- Publisher: Broderbund
- Designers: Doug Carlston Chris Jochumson
- Programmer: Louis Ewens (Atari)
- Platforms: Apple II, Atari 8-bit
- Release: 1982
- Genres: Game creation system, fixed shooter

= The Arcade Machine =

1982 video game

The Arcade Machine is a game creation system written by Chris Jochumson and Doug Carlston for the Apple II and published by Broderbund in 1982. Louis Ewens ported it to Atari 8-bit computers. Broderbund ran a contest from January–June 1984 where the best user-created game was awarded a prize of $1,500 in hardware and software. Jochumson also wrote Track Attack for Broderbund.

==Gameplay==
The game allows players to create alien attacks like those seen in Galaxian. The inbuilt editor allows players to: design/animate enemies, players and explosions; give enemies instructions on moving/firing; drawing backgrounds/title screens, creating sound effects/music, and setting various gameplay rules. Finished games can be saved to a self-booting disk to allow them to run without this program.

==Reception==
John F. Besnard reviewed the game for Computer Gaming World, and stated that "The product itself provides a tremendous amount of power to the user. Try a few of the demo games supplied on the back of the disk to see the versatility potential of the product."

The New York Times described the game as a "hierophant" due to giving non-programmers the ability to create games; furthermore, the publication suggested that with a bit of aesthetic improvement, The Arcade Machine would "be a game one can play almost forever".

In 1984, InfoWorld deemed it a "fabulous program," and compared it favourably to Pinball Construction Set. InfoWorld's Essential Guide to Atari Computers cited it "a real tour de force".

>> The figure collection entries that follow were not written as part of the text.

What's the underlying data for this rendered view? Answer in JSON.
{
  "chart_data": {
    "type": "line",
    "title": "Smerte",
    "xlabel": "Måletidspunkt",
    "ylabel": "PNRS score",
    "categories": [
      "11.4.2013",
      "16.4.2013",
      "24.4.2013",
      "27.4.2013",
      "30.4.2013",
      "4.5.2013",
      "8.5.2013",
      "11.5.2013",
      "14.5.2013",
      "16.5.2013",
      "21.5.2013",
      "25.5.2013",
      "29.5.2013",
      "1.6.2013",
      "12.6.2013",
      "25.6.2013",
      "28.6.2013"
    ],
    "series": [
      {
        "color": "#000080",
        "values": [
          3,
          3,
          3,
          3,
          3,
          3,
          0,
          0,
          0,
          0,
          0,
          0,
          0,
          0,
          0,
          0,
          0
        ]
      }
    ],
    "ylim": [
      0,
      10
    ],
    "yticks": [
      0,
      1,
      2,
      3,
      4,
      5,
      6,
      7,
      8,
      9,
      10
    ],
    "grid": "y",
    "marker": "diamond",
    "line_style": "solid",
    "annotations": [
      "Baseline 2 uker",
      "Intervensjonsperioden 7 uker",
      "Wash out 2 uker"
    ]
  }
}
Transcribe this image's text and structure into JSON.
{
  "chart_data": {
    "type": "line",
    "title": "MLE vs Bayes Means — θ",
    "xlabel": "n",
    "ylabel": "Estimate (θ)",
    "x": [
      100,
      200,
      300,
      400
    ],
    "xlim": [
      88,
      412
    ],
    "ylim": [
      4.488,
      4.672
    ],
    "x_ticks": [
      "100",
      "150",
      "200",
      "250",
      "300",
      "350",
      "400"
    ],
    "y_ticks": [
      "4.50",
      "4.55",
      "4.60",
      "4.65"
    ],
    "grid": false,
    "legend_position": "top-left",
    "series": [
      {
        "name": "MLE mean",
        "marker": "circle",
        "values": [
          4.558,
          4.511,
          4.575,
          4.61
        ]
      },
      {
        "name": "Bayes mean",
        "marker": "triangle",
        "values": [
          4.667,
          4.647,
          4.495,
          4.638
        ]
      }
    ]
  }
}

Steve Panak of ANALOG Computing wrote, "The Arcade Machine is not for the weak of stomach, nor for the weak of mind. Complexity is a key word here. However, despite its complexity, the program is surprisingly user-friendly, thanks to excellent documentation." In the conclusion he warned, "Many, many, many hours are needed to create and hone your game to perfection-and that's if you're not a perfectionist."

The game was "a best seller", according to the September 1984 issue of Creative Computing.